What the Spectrum of Microglial Functions Can Teach us About Fetal Alcohol Spectrum Disorder

Abstract

Alcohol exposure during gestation can lead to severe defects in brain development and lifelong physical, behavioral and learning deficits that are classified under the umbrella term fetal alcohol spectrum disorder (FASD). Sadly, FASD is diagnosed at an alarmingly high rate, affecting 2%-5% of live births in the United States, making it the most common non-heritable cause of mental disability. Currently, no standard therapies exist that are effective at battling FASD symptoms, highlighting a pressing need to better understand the underlying mechanisms by which alcohol affects the developing brain. While it is clear that sensory and cognitive deficits are driven by inappropriate development and remodeling of the neural circuits that mediate these processes, alcohol's actions acutely and long-term on the brain milieu are diverse and complex. Microglia, the brain's immune cells, have been thought to be a target for alcohol during development because of their exquisite ability to rapidly detect and respond to perturbations affecting the brain. Additionally, our view of these immune cells is rapidly changing, and recent studies have revealed a myriad of microglial physiological functions critical for normal brain development and long-term function. A clear and complete understanding of how microglial roles on this end of the spectrum may be altered in FASD is currently lacking. Such information could provide important insights toward novel therapeutic targets for FASD treatment. Here we review the literature that links microglia to neural circuit remodeling and provide a discussion of the current understanding of how developmental alcohol exposure affects microglial behavior in the context of developing brain circuits.

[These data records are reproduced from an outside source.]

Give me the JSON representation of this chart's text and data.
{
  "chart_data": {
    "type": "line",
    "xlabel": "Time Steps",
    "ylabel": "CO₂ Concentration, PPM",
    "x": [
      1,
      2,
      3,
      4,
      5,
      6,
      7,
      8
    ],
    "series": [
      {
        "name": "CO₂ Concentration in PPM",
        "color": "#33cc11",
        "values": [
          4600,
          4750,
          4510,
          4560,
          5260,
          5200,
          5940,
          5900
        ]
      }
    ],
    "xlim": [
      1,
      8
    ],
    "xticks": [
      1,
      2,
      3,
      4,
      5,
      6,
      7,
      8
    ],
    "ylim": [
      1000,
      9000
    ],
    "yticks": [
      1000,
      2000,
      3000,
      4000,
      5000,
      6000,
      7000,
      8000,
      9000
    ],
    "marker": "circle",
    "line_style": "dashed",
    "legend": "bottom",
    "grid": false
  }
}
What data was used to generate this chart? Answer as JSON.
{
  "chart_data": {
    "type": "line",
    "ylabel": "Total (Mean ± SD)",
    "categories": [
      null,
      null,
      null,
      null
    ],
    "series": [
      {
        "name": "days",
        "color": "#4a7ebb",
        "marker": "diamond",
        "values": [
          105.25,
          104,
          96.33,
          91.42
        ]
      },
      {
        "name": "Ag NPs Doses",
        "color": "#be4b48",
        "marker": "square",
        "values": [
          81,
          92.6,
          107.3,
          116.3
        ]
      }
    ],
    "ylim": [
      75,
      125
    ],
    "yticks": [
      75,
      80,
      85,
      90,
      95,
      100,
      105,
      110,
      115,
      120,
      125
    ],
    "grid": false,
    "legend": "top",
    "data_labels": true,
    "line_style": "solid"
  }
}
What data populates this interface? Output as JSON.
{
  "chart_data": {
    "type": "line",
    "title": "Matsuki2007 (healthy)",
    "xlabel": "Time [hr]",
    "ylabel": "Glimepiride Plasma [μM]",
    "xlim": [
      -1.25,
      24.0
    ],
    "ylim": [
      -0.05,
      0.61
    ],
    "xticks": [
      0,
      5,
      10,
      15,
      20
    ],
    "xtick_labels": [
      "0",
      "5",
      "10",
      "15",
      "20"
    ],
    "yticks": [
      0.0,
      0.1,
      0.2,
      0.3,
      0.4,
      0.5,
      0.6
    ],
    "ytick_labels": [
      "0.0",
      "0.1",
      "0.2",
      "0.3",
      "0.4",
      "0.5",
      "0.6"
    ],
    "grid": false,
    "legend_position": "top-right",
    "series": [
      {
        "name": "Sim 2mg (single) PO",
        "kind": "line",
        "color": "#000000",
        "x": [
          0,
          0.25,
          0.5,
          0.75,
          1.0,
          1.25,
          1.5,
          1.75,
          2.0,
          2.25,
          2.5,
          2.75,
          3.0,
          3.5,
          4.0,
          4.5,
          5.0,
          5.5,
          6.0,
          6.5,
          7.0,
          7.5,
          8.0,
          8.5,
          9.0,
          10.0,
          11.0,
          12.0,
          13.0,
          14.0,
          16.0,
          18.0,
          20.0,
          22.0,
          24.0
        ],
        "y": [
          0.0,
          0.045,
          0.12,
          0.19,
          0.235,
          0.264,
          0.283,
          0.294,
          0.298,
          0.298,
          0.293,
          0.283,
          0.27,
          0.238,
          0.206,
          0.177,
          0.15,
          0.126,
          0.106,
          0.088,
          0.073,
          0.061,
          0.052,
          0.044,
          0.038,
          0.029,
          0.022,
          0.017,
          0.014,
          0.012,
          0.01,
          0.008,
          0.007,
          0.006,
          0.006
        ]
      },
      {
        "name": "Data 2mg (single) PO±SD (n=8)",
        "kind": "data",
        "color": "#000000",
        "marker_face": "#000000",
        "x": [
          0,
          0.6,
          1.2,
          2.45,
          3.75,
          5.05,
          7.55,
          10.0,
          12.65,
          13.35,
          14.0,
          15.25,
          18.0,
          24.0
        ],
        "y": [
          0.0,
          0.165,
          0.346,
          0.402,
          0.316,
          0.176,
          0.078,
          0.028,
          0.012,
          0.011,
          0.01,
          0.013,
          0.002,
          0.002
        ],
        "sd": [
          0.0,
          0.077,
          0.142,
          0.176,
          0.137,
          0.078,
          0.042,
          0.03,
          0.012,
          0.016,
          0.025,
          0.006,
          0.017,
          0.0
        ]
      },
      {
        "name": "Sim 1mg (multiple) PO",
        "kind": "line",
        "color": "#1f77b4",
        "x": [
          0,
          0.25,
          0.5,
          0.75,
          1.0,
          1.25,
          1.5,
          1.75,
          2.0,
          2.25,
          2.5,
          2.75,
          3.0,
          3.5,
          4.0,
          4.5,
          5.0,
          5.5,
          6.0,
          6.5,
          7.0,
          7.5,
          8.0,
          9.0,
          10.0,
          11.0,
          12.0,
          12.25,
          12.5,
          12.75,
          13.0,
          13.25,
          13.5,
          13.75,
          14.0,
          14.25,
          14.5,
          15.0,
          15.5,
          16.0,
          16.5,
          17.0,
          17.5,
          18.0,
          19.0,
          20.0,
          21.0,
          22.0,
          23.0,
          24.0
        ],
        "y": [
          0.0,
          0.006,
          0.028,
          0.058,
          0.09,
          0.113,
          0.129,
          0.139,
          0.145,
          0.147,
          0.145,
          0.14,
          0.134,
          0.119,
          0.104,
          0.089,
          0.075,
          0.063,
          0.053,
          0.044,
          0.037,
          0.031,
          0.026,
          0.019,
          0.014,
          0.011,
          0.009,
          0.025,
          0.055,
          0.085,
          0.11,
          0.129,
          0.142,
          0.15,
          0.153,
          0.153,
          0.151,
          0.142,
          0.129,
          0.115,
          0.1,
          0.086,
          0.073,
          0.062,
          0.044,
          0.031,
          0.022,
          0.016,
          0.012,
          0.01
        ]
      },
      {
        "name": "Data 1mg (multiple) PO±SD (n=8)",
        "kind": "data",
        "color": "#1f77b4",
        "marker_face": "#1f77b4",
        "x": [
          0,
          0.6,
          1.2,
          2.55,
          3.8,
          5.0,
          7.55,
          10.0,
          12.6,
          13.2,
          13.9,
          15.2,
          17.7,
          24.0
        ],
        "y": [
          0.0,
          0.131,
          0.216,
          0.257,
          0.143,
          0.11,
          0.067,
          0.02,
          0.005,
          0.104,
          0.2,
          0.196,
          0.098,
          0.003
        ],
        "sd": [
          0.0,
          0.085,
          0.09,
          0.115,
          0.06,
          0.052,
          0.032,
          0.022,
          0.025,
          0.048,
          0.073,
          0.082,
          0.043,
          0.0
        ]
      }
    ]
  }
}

Keywords: ethanol; microglia; neurodevelopment; neuroimmune; plasticity; synapse.

Figure 1

Microglia are active participants in neuronal circuit development and maintenance. (A) Microglia regulate neuronal populations through: 1. Release of pro-survival signals such as interleukin-1 beta (IL-1β), interferon-gamma (INF-γ) and interleukin-6 (IL-6), 2. Activation of Cd11b and DAP12 as well as release of reactive oxygen species (ROS) and tumor necrosis factor alpha (TNF-α) by microglia lead to neuronal apoptosis 3. Phagocytosis of dying neurons and debris by microglia. (B) During development and adulthood microglia participate in synaptic plasticity and pruning through numerous signaling mechanisms including: 4. Complement system driven phagocytosis of synapses, CX3CR1 mediated regulation of circuit development, P2Y12 receptor (P2Y12R) dependent synaptic plasticity, and microglial release of brain derived neurotrophic factor (BDNF).

Figure 2

Developmental EtOH exposure activates microglia and impairs their homeostatic functions. (A) Developmental EtOH exposure causes acute microglial activation which produces: 1. Activation and production of inflammatory signals 2. Increased neuronal death and phagocytosis. (B) Developmental EtOH exposure produces changes in dendritic spine density and could impact microglial interactions with synapses. 3. A number of microglia-neuron signaling systems could be disrupted and contribute to spine density changes including: complement dependent pruning, decreased CX3CR1 signaling altered BDNF release.